SL Green and casino monger Caesars Entertainment have teamed up to bring a shiny new Caesars Palace to 1515 Broadway in Times Square. The companies are rustling up support — and encountering opposition — from the casino’s would-be neighbors in the city’s entertainment heart, the New York Times reported.

The proposed casino would be built at SL Green’s West 44th Street skyscraper, which also houses the Minskoff Theater — home to “The Lion King” on Broadway — and Viacom’s world headquarters.

Developers jumped to make plans after lawmakers announced in April up to three casino licenses were on the table for the New York City area. Two of the spots are likely to be racetracks-plus-slot-machine locations: Genting Group’s Resorts World New York City in Queens and MGM Resorts International’s Empire City Casino in Yonkers.

SL Green and Caesars appear to be competing for the third with Related Companies, which has proposed partnering with Wynn Resorts to build a casino in Hudson Yards, and with Mets owner Steven Cohen, who wants to put a Hard Rock casino near his team’s baseball stadium in Queens, Citi Field.

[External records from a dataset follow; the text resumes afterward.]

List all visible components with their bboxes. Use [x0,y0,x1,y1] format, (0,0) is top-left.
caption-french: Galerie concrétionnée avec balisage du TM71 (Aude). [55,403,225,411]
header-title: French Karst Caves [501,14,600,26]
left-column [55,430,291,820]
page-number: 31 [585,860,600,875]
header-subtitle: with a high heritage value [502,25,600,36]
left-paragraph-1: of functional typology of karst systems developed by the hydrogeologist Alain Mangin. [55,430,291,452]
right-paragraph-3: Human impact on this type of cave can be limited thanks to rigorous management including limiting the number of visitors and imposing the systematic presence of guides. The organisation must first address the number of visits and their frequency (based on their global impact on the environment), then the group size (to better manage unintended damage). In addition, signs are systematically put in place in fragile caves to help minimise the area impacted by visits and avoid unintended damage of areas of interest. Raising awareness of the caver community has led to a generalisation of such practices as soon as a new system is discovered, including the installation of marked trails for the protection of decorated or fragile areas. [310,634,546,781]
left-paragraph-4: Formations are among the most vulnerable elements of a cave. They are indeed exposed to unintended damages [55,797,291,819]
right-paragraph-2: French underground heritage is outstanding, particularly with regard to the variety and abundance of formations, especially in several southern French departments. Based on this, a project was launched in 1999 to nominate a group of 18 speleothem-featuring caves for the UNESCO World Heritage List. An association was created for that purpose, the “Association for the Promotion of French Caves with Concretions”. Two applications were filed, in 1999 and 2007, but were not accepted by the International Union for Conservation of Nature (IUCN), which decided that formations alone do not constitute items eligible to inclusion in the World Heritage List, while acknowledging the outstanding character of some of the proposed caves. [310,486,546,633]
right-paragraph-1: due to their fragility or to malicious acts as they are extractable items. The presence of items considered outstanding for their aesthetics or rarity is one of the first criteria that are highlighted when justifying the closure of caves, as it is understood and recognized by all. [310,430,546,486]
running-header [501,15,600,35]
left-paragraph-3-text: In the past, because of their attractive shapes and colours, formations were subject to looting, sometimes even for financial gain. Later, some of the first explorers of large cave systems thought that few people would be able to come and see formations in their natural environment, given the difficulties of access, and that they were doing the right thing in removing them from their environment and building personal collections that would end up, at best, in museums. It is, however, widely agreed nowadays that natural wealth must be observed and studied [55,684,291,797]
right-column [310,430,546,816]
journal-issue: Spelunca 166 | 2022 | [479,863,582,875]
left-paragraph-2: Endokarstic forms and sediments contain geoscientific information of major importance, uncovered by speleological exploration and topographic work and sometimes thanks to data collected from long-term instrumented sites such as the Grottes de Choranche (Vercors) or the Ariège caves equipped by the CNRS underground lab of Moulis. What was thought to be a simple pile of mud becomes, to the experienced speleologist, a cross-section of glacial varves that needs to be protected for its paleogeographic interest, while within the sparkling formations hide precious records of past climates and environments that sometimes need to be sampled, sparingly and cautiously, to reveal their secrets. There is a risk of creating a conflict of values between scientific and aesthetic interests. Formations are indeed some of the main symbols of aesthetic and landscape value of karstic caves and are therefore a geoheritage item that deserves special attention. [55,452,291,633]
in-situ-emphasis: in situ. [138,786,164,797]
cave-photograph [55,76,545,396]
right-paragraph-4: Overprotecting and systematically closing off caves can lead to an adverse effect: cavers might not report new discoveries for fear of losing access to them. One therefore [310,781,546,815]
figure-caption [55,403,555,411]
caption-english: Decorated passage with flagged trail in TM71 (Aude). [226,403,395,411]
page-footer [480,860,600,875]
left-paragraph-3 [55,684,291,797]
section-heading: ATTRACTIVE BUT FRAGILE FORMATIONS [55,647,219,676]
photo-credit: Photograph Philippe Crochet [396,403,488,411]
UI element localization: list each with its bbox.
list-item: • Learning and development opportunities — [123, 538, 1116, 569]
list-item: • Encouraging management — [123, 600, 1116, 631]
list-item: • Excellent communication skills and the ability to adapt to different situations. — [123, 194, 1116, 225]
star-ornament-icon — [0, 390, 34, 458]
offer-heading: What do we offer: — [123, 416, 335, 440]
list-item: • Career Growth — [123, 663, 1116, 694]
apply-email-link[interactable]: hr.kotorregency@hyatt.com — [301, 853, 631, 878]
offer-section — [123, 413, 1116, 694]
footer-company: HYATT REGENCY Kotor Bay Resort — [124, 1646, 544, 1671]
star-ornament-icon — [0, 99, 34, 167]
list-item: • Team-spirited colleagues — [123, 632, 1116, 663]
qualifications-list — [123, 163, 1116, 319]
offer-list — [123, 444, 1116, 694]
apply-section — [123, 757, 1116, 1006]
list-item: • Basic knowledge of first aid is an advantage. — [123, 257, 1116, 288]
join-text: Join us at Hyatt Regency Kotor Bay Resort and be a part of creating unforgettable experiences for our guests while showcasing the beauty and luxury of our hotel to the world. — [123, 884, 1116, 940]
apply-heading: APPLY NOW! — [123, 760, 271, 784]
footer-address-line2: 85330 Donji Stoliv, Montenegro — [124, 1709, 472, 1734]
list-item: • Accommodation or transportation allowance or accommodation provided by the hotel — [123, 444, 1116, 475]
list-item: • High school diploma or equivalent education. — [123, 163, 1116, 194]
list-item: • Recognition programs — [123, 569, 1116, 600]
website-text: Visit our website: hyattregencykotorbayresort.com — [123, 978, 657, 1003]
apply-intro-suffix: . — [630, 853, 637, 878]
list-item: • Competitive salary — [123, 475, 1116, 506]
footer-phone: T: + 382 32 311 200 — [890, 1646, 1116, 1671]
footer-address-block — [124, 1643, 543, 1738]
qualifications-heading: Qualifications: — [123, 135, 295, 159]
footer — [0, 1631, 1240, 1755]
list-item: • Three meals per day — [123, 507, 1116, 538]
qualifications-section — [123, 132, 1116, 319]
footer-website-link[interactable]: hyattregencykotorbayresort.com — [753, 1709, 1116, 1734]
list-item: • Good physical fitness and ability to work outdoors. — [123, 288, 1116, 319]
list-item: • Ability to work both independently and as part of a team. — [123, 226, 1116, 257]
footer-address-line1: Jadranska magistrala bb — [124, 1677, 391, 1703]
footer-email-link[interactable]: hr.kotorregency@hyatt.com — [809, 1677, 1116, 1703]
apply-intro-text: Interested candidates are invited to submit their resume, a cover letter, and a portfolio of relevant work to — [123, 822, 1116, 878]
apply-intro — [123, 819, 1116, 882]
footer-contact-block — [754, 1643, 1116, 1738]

The SL Green-Caesars plan faces opposition from influential trade association the Broadway League, which says a casino would threaten the Times Square neighborhood and its already precarious theater economy.

The proposal’s supporters include the Actors’ Equity Association labor union. Andrew Rigie, president of the New York City Hospitality Alliance, told the Times his trade association would support a casino plan if the developers encouraged casino-goers to dine at surrounding eateries. Casinos typically have restaurants within them.

SL Green and Caesars are trying to sweeten the pot for its neighbors by saying that the casino would bring additional security to Times Square in the form of 50 artificial intelligence surveillance cameras and additional safety officers.

Security is an issue for businesses in the neighborhood, where the pandemic cratered foot traffic and violent crimes have increased, possibly deterring tourists and office workers.

This article has been updated to clarify the New York City Hospitality Alliance’s position on Manhattan casino projects.